Parameter	Description	Default
library_strategy	Saturation, combinatorial, or rational	combinatorial
max_library_size	Maximum variants to synthesize	1000
assay_type	Fluorescence, binding, activity, stability	Required
expression_host	E. coli, yeast, mammalian	e_coli
analysis_metrics	Metrics to report	[activity, stability]

Best Practices

1. Start with computational pre-screening. Before synthesizing a large library, use structure-based predictions (AlphaFold, Rosetta) to filter out variants likely to be non-functional. This reduces experimental costs and increases hit rates.

2. Include controls in every experiment. Always include the wild-type sequence and known positive/negative controls in your screening plate. Controls validate assay quality and provide a baseline for comparing variant performance.

3. Design libraries within platform capacity. Check the maximum library size the platform can handle in a single run. A 10,000-variant library is useless if the screening capacity is 1,000. Design libraries that fit within throughput constraints.

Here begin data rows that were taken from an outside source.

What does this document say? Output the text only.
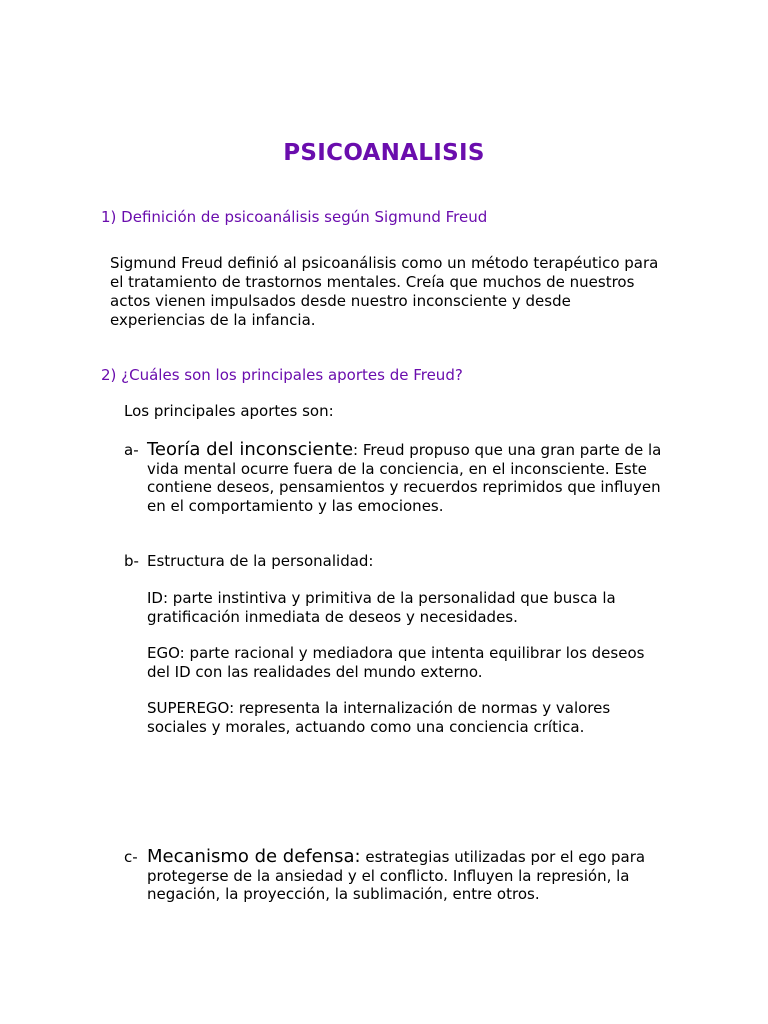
PSICOANALISIS
1) Definición de psicoanálisis según Sigmund Freud
Sigmund Freud definió al psicoanálisis como un método terapéutico para el tratamiento de trastornos mentales. Creía que muchos de nuestros actos vienen impulsados desde nuestro inconsciente y desde experiencias de la infancia.
2) ¿Cuáles son los principales aportes de Freud?
Los principales aportes son:
a- Teoría del inconsciente: Freud propuso que una gran parte de la vida mental ocurre fuera de la conciencia, en el inconsciente. Este contiene deseos, pensamientos y recuerdos reprimidos que influyen en el comportamiento y las emociones.
b- Estructura de la personalidad:
ID: parte instintiva y primitiva de la personalidad que busca la gratificación inmediata de deseos y necesidades.
EGO: parte racional y mediadora que intenta equilibrar los deseos del ID con las realidades del mundo externo.
SUPEREGO: representa la internalización de normas y valores sociales y morales, actuando como una conciencia crítica.
c- Mecanismo de defensa: estrategias utilizadas por el ego para protegerse de la ansiedad y el conflicto. Influyen la represión, la negación, la proyección, la sublimación, entre otros.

4. Analyze epistatic interactions systematically. When mutations at different positions interact non-additively, the best combinations can't be predicted from single-mutant data alone. Include enough double and triple mutants to detect epistasis.

5. Document experiment metadata thoroughly. Record expression conditions, assay parameters, plate layouts, and any deviations from protocol. Metadata that seems obvious today becomes critical for reproducing results six months later.

Common Issues

Library diversity lower than expected. Gene synthesis can introduce bias toward certain codons. Verify the actual library diversity with next-generation sequencing before screening. If diversity is low, the synthesis provider may need to adjust their process.

Screening results show high variance between replicates. Check for edge effects on plates (outer wells often behave differently), inconsistent cell density, or assay reagent degradation. Running 3+ replicates and removing outliers improves data quality.

Top variants don't reproduce in validation. Screening hits can be false positives from measurement noise. Always validate top candidates in triplicate with fresh preparations. If validation rates are low, the primary screen's signal-to-noise ratio needs improvement.